Abdullah described how he searched the darkened village by flashlight, only to find his wife sick and vomiting and his two young daughters dead.
He was able to save his wife and then later his brother and father by giving them atropine injections.
Saddam and his six co-defendants are accused of killing 182,000 Kurds in 1988 when government troops suppressed a Kurdish uprising with artillery, air strikes and poison gas attacks.
Saddam and his cousin Ali Hassan Majid are the only two defendants specifically charged with genocide.
On Sunday, Saddam’s lawyers submitted appeals against his November 5 death sentence, as well as those of fellow defendants, in the previous Dujail trial over the execution of 148 Shiites in the early 1980s.
Prime Minister Nuri Maliki has said previously he expected Saddam to be hanged before the end of the year.
Last week, expert witnesses presented the technical details of how Saddam’s forces attacked the Kurdish people during the Anfal campaign.
Thursday’s session heard harrowing testimony from American expert Michael Trimble, who explained how three mass graves discovered since the March 2003 US invasion of Iraq were filled mainly with the bullet-riddled corpses of very young children.
Of 301 bodies in the graves, 183 were Kurdish children killed during the Anfal campaign, said Trimble, who heads the mass graves investigation unit at the Iraqi high tribunal.

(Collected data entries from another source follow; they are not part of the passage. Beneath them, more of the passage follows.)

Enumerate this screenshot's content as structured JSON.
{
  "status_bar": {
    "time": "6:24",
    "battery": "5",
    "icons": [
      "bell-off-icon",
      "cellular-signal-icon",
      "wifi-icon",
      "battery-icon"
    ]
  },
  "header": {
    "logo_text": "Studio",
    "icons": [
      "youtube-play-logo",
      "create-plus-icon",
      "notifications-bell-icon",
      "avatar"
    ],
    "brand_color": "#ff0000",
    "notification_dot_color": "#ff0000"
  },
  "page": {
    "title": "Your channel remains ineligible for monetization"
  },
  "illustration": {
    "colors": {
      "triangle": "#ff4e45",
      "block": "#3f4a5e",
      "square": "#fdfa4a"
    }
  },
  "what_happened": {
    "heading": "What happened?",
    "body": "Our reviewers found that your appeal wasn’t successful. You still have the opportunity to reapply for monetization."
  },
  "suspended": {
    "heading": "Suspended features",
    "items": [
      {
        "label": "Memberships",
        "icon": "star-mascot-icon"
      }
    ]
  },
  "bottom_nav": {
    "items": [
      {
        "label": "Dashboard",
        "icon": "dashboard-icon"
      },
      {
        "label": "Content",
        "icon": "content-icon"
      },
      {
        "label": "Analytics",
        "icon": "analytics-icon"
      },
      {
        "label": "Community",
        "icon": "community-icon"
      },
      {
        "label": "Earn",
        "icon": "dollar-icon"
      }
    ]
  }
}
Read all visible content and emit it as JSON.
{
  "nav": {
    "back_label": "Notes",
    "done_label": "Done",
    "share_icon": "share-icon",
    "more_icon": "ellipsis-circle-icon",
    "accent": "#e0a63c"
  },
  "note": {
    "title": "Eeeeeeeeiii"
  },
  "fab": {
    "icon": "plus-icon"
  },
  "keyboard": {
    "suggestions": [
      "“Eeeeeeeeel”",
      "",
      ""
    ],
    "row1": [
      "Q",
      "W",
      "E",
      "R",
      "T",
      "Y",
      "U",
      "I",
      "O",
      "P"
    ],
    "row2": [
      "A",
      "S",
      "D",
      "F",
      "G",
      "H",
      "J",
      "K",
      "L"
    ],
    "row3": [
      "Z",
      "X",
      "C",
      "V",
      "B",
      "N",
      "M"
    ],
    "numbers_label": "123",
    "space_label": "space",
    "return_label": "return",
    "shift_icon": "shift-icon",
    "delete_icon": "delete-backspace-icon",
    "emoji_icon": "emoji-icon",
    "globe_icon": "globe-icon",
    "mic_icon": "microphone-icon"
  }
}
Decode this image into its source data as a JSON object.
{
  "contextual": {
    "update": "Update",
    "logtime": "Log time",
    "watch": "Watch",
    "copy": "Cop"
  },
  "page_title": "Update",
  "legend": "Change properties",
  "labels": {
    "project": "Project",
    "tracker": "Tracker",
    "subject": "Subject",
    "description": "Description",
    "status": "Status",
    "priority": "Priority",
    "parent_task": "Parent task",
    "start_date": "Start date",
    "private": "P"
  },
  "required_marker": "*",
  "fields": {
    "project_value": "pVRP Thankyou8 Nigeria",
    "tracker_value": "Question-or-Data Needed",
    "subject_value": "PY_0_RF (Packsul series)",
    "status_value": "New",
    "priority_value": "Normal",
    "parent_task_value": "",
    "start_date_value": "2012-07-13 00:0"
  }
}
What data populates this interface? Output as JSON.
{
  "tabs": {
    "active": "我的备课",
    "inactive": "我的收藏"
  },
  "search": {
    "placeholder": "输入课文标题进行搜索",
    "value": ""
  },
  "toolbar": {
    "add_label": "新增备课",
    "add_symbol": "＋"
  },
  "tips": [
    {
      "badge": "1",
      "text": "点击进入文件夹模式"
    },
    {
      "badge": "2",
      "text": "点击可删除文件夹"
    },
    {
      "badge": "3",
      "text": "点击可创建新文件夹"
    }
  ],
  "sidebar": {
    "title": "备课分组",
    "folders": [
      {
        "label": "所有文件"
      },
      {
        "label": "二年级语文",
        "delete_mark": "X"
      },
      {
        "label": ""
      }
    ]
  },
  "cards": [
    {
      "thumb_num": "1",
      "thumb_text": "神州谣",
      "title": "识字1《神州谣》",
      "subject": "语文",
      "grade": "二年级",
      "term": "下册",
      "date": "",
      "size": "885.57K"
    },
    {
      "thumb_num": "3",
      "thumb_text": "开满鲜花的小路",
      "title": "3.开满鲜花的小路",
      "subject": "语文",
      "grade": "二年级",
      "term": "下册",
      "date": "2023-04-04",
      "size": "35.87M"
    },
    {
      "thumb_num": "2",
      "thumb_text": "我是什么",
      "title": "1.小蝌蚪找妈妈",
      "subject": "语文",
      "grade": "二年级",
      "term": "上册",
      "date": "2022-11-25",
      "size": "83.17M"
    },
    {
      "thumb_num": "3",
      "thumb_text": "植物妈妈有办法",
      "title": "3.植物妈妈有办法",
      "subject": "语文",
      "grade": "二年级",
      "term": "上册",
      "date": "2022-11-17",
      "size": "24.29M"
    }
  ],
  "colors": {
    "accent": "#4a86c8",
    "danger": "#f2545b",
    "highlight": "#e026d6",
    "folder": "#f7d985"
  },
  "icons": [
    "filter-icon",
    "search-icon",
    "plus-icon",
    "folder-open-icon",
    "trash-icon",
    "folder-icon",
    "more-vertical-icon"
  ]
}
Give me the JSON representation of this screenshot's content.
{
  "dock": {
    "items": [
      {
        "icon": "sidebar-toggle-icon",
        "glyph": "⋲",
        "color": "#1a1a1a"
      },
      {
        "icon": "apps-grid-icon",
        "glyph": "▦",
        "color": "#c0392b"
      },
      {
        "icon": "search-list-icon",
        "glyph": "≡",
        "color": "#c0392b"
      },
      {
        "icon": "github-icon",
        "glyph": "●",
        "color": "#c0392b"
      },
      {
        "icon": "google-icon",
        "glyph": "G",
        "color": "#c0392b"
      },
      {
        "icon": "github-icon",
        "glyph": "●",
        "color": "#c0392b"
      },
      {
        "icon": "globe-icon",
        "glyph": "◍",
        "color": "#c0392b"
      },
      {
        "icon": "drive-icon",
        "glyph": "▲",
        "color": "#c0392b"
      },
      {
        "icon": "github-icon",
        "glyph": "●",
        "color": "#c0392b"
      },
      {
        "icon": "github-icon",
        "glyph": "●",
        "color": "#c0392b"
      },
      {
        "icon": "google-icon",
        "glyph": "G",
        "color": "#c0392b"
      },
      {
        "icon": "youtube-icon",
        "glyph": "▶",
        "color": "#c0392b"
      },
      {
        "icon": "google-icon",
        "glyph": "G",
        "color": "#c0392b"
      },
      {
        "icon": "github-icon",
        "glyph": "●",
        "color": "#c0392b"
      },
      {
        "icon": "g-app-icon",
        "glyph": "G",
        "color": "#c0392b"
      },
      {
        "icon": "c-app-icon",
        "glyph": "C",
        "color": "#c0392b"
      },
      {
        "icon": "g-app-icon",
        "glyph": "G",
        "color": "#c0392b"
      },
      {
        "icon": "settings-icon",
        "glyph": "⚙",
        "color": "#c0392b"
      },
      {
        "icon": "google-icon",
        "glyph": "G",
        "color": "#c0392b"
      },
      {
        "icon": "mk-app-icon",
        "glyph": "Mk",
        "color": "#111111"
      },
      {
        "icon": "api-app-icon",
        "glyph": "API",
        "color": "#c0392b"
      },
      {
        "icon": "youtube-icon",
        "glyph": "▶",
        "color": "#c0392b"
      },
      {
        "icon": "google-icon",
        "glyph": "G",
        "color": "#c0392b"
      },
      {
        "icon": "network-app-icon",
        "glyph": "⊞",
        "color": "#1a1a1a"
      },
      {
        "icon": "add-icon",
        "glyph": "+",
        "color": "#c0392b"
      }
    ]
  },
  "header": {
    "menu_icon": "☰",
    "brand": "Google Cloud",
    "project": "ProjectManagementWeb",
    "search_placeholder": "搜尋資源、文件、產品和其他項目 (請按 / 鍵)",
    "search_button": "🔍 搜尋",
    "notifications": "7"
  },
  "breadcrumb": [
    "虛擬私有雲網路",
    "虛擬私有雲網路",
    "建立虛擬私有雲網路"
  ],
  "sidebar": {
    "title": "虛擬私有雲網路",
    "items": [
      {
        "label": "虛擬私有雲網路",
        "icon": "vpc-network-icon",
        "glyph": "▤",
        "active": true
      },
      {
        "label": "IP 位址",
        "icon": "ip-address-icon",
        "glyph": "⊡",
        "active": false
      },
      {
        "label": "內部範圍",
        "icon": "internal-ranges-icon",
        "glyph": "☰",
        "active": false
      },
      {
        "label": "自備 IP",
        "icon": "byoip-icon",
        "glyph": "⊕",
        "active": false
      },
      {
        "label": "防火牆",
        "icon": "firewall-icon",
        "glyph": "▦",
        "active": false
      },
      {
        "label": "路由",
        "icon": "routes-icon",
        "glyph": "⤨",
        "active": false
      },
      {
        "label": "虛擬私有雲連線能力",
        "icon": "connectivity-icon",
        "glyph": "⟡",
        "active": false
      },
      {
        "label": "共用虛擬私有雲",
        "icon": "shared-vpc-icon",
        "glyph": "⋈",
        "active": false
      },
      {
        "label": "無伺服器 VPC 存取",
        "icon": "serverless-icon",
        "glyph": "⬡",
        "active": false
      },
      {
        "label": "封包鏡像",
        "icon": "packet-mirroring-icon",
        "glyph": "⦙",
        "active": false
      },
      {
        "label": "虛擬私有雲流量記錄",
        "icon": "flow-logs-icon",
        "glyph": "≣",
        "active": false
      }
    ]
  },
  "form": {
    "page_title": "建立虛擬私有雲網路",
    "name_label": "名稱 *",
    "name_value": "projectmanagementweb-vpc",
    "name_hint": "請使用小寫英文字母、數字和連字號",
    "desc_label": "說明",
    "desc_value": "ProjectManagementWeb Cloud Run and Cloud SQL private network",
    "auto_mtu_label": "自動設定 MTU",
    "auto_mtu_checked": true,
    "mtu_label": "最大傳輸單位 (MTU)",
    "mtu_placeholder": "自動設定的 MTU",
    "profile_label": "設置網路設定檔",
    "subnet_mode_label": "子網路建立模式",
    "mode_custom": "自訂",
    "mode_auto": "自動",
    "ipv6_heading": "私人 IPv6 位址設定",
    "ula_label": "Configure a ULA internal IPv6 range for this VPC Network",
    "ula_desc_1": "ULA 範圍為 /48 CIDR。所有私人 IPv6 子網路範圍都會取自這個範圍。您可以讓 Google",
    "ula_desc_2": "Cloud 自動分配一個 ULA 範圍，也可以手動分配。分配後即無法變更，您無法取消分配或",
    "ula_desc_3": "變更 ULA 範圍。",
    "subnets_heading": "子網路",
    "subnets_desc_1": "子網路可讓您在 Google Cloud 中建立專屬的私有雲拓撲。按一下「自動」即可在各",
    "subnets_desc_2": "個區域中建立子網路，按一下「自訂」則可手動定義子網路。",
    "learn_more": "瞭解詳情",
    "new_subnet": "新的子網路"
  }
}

“The captives were often bound and blindfolded. The captives were led into the grave and then executed with pistols or automatic assault rifle fire. The graves were then covered by those directing the execution,” Trimble said.
“In all these graves, 90 per cent of the children are less than 13 years of age,” he said, adding that one was a child of six to 12 months, “shot in the back of his head as his mother held him in her arms”.
Trimble said “it was a highly organised programme of execution”.
On Monday, former army commander Sultan Hashim Taie disputed Trimble’s testimony, suggesting that he was biased.
“We need an expert from a neutral country,” he told the court.
“We were officers, we carried out our duty. We fought the Iranians, we didn’t kill civilians.” The trial’s next phase, expected to start in a matter of days, will feature documentary evidence allegedly linking Saddam and his co-accused to the attacks on Kurds.
According to the former regime, the Anfal campaign was a legitimate counterinsurgency operation against Kurdish separatists at a time when Iraq was at war with neighbouring Iran.